On 8 March 2017 the Chancellor, Philip Hammond, delivered what is likely to be the last Spring Budget for the foreseeable future. The Budget Report itself runs to some 64 pages and contains five chapters. The most relevant chapter for education institutions is chapter four, which deals with productivity, as it is here that the Chancellor makes a number of announcements relevant to education institutions.
Further and Higher Education
The Government’s view is that whilst the academic route from GCSEs, to A-levels, to higher education is well regarded and high quality, more needs to be done in relation to the technical education system - as was identified in the Industrial Strategy green paper.
The Budget contains two specific measures to deal with this as follows:
• T-levels: 16 to 19 technical education. The Government has announced that it will introduce the new T-levels from autumn 2019, with over £500 million of additional funding being invested per year once the routes are fully implemented. Students will be able to chose from 15 different routes. The number of programme hours of training will increase by more than 50%, to over 900 hours a year on average, including the completion of a high quality industry work placement during the programme.
• Further Education maintenance loans. The Government wishes to encourage students to continue their training at high quality institutions such as National Colleges or Institutes of Technology and therefore from 2019/20 will provide maintenance loans to students on technical education courses at levels 4 to 6 at these institutions.
The Government recognises that individuals should have the opportunity to retrain and upskill at all points in their lives and to develop skills at the highest level. Consequently the Budget sets out four steps to achieve this ambition:
1. Part-time maintenance loans. Following consultation on this topic the Government has announced that it will introduce part-time maintenance loans for students starting a degree level course at a higher education provider in academic year 2018/19. The Government then intends to extend this to distance learning courses and level 4 and 5 higher education qualifications from the academic year 2019/20.
2. Doctoral loans. The Government has also confirmed, following a consultation, that it will introduce a new doctoral loan scheme providing up to £25,000 to eligible students starting their studies from academic year 2018/19 onwards. The loan will provide a contribution to the costs of study rather than covering the full fees and living costs for students and will be paid directly to the student rather than to the student’s institution.
3. Lifelong learning pilot. The Government has announced that it will be spend up to £40 million by £2018/19 to test different approaches to help people retrain and upskill through their working lives.
4. Return to work support. The Government will work with business groups and public sector organisations to identify how best to increase the numbers returning to employment following lengthy career breaks. The Government has said it will invest £5 million worth of new funding in this project.
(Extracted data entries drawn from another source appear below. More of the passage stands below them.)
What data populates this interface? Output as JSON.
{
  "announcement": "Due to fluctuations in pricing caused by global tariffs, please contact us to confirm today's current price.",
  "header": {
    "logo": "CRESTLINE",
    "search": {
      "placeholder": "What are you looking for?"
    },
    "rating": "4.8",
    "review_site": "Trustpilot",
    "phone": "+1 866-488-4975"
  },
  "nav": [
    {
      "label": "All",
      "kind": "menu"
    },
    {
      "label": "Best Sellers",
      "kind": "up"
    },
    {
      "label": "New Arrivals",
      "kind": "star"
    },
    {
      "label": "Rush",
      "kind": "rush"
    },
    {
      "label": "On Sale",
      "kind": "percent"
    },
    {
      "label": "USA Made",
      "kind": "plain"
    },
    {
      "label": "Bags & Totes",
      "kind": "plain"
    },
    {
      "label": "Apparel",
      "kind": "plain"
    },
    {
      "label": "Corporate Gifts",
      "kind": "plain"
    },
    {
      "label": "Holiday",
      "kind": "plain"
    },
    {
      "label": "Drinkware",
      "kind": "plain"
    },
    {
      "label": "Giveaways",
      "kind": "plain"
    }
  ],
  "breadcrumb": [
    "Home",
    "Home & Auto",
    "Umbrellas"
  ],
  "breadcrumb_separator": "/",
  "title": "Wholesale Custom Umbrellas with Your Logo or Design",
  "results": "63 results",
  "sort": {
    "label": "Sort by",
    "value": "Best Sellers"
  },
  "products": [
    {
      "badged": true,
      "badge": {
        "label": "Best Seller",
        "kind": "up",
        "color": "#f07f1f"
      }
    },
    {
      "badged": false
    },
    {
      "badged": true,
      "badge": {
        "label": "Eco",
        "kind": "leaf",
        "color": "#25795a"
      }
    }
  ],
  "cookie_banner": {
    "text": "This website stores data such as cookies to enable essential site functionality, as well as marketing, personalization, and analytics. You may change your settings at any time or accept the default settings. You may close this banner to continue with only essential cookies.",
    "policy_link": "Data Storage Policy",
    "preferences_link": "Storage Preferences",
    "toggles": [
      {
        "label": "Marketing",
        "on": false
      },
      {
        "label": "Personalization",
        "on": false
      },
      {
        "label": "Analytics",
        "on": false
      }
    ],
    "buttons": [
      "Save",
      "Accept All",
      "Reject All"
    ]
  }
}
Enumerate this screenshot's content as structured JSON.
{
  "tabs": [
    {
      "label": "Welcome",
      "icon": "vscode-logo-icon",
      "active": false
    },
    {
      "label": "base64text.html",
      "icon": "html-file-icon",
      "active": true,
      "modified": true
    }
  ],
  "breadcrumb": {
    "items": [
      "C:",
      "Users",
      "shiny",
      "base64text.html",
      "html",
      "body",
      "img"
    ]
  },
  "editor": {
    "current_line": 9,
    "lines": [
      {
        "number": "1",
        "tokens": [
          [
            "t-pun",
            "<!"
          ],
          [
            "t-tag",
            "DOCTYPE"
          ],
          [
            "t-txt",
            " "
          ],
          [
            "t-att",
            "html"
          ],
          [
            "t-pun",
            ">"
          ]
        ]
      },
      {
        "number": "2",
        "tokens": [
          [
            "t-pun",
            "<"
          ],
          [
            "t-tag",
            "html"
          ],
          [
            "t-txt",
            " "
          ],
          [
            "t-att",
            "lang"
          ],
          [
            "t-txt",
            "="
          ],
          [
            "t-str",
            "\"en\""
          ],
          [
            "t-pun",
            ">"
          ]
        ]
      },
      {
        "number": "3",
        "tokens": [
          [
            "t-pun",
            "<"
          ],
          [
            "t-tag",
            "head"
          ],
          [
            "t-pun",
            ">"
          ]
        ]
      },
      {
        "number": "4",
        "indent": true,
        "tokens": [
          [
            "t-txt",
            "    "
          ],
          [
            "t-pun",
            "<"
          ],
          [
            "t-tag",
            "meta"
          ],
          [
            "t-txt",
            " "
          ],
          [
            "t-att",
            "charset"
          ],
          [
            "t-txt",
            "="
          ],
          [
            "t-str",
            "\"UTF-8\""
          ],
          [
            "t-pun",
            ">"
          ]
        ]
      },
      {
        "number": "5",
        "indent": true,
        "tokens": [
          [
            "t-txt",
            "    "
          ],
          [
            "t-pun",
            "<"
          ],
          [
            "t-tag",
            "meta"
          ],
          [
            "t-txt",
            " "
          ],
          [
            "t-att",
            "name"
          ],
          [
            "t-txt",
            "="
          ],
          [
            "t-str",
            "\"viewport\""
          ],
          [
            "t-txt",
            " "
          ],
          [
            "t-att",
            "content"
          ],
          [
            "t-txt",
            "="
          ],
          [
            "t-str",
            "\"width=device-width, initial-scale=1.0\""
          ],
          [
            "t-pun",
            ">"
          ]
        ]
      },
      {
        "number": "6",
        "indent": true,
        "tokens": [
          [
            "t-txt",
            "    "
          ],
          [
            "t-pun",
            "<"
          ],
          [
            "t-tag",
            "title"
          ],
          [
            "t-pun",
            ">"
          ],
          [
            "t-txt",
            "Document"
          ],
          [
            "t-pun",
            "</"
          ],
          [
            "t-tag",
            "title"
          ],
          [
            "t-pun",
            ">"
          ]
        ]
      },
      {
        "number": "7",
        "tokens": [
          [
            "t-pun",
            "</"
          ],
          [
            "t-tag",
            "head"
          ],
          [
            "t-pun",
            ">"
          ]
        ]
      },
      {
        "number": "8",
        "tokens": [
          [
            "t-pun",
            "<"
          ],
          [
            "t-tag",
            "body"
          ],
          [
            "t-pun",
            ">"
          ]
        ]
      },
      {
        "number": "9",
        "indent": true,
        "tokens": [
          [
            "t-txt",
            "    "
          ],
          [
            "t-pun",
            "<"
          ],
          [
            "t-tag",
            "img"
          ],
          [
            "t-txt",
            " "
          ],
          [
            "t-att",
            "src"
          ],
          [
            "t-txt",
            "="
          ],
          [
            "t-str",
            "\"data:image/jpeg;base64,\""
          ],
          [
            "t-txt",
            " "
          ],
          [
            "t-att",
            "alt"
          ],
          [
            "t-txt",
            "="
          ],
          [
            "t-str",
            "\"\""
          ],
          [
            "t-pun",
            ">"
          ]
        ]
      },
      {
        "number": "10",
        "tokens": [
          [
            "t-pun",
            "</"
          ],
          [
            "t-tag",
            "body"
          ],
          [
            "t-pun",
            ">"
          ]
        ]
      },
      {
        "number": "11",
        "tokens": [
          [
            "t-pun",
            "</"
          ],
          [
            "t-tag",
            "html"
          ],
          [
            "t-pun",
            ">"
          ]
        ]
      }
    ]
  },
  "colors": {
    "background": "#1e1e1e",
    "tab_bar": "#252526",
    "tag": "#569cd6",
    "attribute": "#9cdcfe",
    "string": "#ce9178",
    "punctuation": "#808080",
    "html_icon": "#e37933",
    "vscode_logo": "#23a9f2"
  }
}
The Government has also given further information about the National Productivity Investment Fund (NPIF) which was established in the Autumn Statement 2016 to provide over £23 billion of high value investment between 2017/18 and 2021/22. In the Autumn Statement the Government announced that £4.7 billion from the NPIF would go to research and development and further information has now been provided on how some of that money will be invested.
The Industrial Strategy Challenge Fund (ISCF) will support collaborations between businesses and the UK science base with an initial investment of £270 million in 2017/18. This will include:
• Developing, designing and manufacturing batteries that will power the next generation of electric vehicles;
• Developing cutting edge artificial intelligence and robotic systems that will operate in extreme and hazardous environments; and
• Accelerating patient access to new drugs and treatment through developing brand new medicine manufacturing technologies.
The NPIF will also invest £250 million over the next four years on building a pipeline of high-skilled research talent necessary for a growing and innovative economy as follows:
• £90 million will provide an additional 1,000 PhD places in areas aligned with the Industrial Strategy. The Government states that around 85% of these places will be in STEM disciplines.
• £160 million will support new fellowships for early and mid-career researchers in areas aligned to the Industrial Strategy.
The NPIF will also invest over £100 million during the course of the next four years to attract the brightest minds to the UK by:
• ring-fencing £50 million of funding specifically for fellowship programmes to attract global talent; and
• allocating over £50 million to support fellowships that attract researchers to the UK from emerging research powerhouses such as India, China, Brazil and Mexico.
The Government is of the opinion that there are one million children in underperforming schools and the Budget sets out the following further steps that the Government is taking to ensure that every child has the opportunity of a good place at school:
• Schools investment. £320 million will be invested during the course of the current Parliament to extend the free schools programme by funding up to 140 schools, The intention is that 30 of these schools will open by September 2020 and will be located “where they are most needed to improve the choice of schools available to parents, following a rigorous assessment of local factors”.
• School maintenance. A further £216 million will be invested to improve the condition of the school estate.
• School transport. The Government says it wishes to ensure that children from disadvantaged backgrounds have every opportunity to access the best possible education, without the cost of transport acting as a barrier. It has therefore announced the provision of free transport for children aged 11 to 16, who receive free school meals or whose parents claim maximum working tax credit, to attend the nearest selective school in their area (this will need to be within two to 15 miles of their home). The Government has said this is to bring the transport provision for free schools in line with that for those travelling to their nearest school on faith or belief grounds.